Recently, the Supreme Court in the case of Commissioner of Central Excise and Service Tax Noida vs. Sanjivni Non-Ferrous Trading Pvt. Ltd. has passed an Order dated 10.12.2018, whereby it held that the assessable value has to be determined on the basis of the price actually paid and declared in the bills of entry, in accordance with the Customs Act, 1962 (the Act).
assessable value means the value upon which duties and taxes are levied and it is determined based on price actually paid by buyer;
transaction value means the price paid or payable by buyer to the assessee upon sale of goods, etc;
whereas, declared value means the value declared by the assessee in the bill of entry for the purpose of paying duty or tax. In most cases, the transaction value is declared in the bill of entry.

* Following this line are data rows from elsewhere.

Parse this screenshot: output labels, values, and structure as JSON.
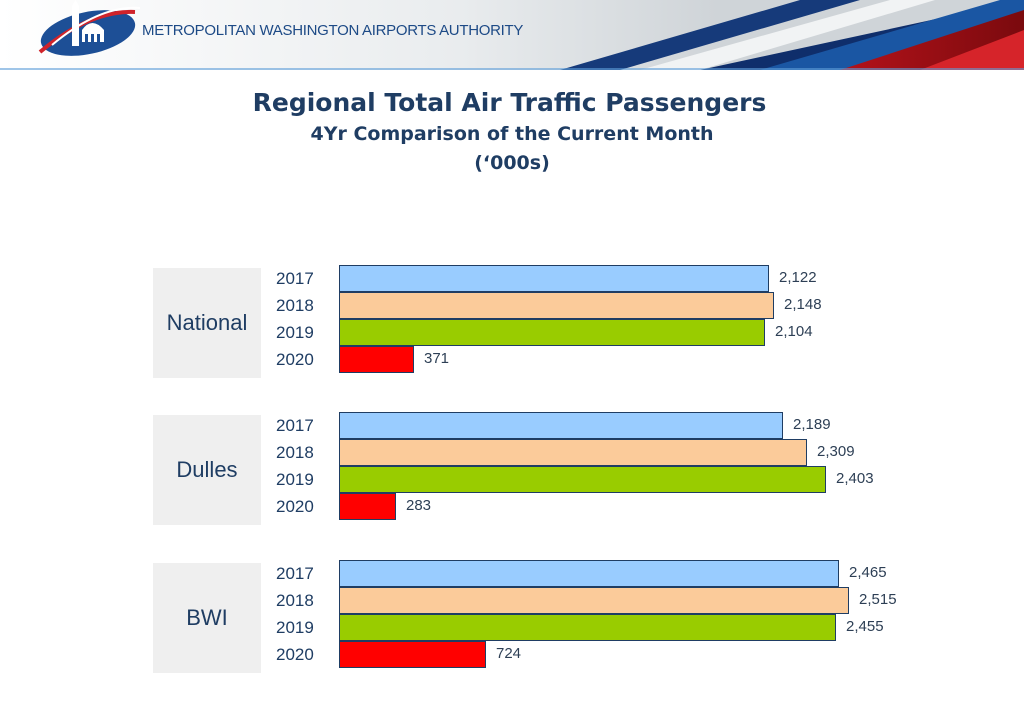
{
  "header": {
    "org_name": "METROPOLITAN WASHINGTON AIRPORTS AUTHORITY",
    "logo_icon": "mwaa-logo-icon",
    "colors": {
      "navy": "#0f2e6b",
      "blue": "#1a56a3",
      "red": "#c8151b"
    }
  },
  "chart_data": {
    "type": "bar",
    "orientation": "horizontal",
    "title": "Regional Total Air Traffic Passengers",
    "subtitle": "4Yr Comparison of the Current Month",
    "units": "(‘000s)",
    "xlim": [
      0,
      2600
    ],
    "grid": false,
    "series_names": [
      "2017",
      "2018",
      "2019",
      "2020"
    ],
    "series_colors": [
      "#99ccff",
      "#fbcb9a",
      "#99cc00",
      "#ff0000"
    ],
    "groups": [
      {
        "name": "National",
        "years": [
          "2017",
          "2018",
          "2019",
          "2020"
        ],
        "values": [
          2122,
          2148,
          2104,
          371
        ],
        "labels": [
          "2,122",
          "2,148",
          "2,104",
          "371"
        ]
      },
      {
        "name": "Dulles",
        "years": [
          "2017",
          "2018",
          "2019",
          "2020"
        ],
        "values": [
          2189,
          2309,
          2403,
          283
        ],
        "labels": [
          "2,189",
          "2,309",
          "2,403",
          "283"
        ]
      },
      {
        "name": "BWI",
        "years": [
          "2017",
          "2018",
          "2019",
          "2020"
        ],
        "values": [
          2465,
          2515,
          2455,
          724
        ],
        "labels": [
          "2,465",
          "2,515",
          "2,455",
          "724"
        ]
      }
    ]
  }
}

Herein, Sanjivni Non-Ferrous Trading Pvt. Ltd (the Respondent) had declared certain value in a Bill of Entry pertaining to goods imported for the purpose of paying custom duty (Declared Value). But the Assessing Officer had set aside the Declared Value and increased the assessable value based on which the tax/duty would be paid (Assessable Value).
Therefore, the Respondent had approached various authorities including the Commissioner (Appeals), Central Excise and Service Tax Noida to challenge the reassessment of the Assessing Officer, but all such appeals were dismissed. Thereafter, the Respondent approached the Customs, Excise and Service Tax Appellate Tribunal (the Tribunal) which allowed the appeal and rejected the reassessment done by the Assessing Officer (the Order).
The Petitioner, then, filed an appeal before the Supreme Court challenging the Order of the Tribunal. The Bench comprising of Justice AK Sikri and Justice S Abdul Nazeer of the Supreme Court held that:
The Assessing Officer had to consider the price actually paid for determining the normal assessable value under the Act.
With reference to the Act, the Supreme Court held that “…Therefore, normally, the Assessing Officer is supposed to act on the basis of price which is actually paid and treat the same as assessable value/transaction value of the goods. This, ordinarily, is the course of action which needs to be followed by the Assessing Officer.”
The Declared Value could be rejected by the Assessing Officer only with cogent reasons and further held that:
“The normal rule was that the assessable value has to be arrived at on the basis of the price which was actually paid, and that was mentioned in the Bills of Entry. The Tribunal has clearly mentioned that this declared price could be rejected only with cogent reasons by undertaking the exercise as to on what basis the Assessing Authority could hold that the paid price was not the sole consideration of the transaction value. Since there is no such exercise done by the Assessing Authority to reject the price declared in the Bills of Entry, Order-in-Original was, therefore, clearly erroneous.”
The Assessing Officer had to give proper justification in arriving at his own assessable value.
Therefore, based on the aforesaid reasons, the Supreme Court rejected the appeal of the Petitioner and upheld the Order passed by the Tribunal as the Assessing Officer failed to properly examine the evidence while rejecting the Declared Value and while arriving at his own Assessable Value.